A Universal Multi-Speaker Multi-Style Text-to-Speech via Disentangled Representation Learning based on Rényi Divergence Minimization

Block Diagram


In this paper, we present a universal multi-speaker, multi-style Text-to-Speech (TTS) synthesis system which is able to generate speech from text with speaker characteristics and speaking style similar to a given reference signal. Training is conducted on non-parallel data and generates voices in an unsupervised manner, i.e., neither style annotation nor speaker label are required. To avoid leaking content information into the style embeddings (referred to as “content leakage”) and leaking speaker information into style embeddings (referred to as “style leakage”) we suggest a novel Rényi Divergence based Disentangled Representation framework through adversarial learning. Similar to mutual information minimization, the proposed approach explicitly estimates via a variational formula and then minimizes the Rényi divergence between the joint distribution and the product of marginals for the content-style and style-speaker pairs.

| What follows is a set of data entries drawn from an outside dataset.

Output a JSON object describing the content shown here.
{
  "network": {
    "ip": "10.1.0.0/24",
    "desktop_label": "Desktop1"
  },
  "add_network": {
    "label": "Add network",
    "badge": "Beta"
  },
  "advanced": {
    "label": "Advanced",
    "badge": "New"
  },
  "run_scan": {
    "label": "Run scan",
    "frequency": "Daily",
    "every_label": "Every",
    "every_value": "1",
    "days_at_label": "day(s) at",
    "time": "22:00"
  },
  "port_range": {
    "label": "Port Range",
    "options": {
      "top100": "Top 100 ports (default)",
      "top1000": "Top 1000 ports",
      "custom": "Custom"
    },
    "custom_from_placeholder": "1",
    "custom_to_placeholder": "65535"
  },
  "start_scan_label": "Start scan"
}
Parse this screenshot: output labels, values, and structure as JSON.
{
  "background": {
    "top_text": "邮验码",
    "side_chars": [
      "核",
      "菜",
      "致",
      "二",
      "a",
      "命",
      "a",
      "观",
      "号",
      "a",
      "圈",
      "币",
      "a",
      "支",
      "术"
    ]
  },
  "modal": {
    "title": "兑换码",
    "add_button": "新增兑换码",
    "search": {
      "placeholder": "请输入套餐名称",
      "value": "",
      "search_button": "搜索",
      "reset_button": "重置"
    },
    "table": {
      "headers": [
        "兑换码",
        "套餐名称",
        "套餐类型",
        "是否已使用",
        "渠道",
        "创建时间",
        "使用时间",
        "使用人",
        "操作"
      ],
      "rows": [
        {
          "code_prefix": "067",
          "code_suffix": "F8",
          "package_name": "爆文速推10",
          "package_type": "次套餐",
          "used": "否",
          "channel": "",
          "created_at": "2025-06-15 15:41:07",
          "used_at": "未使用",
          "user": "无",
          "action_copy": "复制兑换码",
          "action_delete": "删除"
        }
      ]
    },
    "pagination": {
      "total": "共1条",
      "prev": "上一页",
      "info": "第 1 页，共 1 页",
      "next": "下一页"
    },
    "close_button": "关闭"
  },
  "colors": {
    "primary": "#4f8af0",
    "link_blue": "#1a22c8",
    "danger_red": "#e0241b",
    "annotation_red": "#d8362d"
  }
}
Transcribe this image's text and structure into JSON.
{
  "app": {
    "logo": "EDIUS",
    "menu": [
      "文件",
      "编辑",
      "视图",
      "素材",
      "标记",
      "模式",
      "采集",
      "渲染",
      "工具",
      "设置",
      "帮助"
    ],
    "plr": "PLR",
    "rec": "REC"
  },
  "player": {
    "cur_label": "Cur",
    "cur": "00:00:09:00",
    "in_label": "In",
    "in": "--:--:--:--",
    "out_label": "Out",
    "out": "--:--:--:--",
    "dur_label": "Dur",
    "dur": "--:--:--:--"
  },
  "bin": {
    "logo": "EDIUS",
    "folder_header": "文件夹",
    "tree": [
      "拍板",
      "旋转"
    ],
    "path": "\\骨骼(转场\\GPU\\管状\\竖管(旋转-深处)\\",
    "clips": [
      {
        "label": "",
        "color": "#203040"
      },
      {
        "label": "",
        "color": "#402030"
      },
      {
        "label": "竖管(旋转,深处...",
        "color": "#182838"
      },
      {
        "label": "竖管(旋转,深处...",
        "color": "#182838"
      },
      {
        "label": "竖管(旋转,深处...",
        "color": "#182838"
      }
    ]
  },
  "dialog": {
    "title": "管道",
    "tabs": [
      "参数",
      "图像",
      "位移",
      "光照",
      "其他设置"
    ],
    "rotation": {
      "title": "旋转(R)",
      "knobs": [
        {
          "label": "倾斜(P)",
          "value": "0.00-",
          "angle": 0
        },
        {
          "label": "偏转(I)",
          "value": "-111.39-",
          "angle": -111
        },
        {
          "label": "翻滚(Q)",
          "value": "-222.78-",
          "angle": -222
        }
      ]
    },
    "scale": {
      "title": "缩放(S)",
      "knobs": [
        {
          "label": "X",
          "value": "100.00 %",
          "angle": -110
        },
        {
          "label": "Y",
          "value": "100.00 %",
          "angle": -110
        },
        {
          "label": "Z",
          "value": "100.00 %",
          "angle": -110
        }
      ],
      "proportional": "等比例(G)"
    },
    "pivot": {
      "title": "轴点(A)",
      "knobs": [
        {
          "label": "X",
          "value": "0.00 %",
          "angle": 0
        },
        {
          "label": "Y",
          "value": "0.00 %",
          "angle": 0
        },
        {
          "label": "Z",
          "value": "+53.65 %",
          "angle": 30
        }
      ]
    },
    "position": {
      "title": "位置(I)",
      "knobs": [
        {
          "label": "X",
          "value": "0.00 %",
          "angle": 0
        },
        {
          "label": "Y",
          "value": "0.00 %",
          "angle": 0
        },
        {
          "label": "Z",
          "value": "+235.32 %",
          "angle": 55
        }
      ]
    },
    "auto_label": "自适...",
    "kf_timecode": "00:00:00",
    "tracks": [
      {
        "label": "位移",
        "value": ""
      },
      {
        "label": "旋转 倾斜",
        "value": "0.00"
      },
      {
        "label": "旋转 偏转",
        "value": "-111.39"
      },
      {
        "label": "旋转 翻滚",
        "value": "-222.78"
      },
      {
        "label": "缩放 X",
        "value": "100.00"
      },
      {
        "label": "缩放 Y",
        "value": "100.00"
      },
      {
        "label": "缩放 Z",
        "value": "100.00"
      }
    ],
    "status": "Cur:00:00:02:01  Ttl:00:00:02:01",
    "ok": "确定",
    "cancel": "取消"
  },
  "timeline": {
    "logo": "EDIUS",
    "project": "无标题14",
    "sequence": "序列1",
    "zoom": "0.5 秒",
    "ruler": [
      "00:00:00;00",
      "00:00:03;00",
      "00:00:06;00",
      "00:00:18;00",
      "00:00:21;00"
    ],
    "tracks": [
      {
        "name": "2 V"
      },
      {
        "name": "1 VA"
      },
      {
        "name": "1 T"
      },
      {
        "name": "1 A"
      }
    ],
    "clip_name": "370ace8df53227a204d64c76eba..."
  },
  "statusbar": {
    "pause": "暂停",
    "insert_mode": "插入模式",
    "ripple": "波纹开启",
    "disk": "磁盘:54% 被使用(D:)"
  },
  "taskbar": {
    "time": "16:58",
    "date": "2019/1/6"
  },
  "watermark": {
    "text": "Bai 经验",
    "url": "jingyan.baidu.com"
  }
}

By doing so, content, style and speaker spaces become representative and (ideally) independent of each other. Our proposed system greatly reduces content leakage by improving the word error rate by approximately 17-19% relative to the baseline system. In MOS-speech-quality, the proposed algorithm achieves an improvement of about 16-20% whereas MOS-style-similarly boost up 15% relative performance.

In Interspeech 2021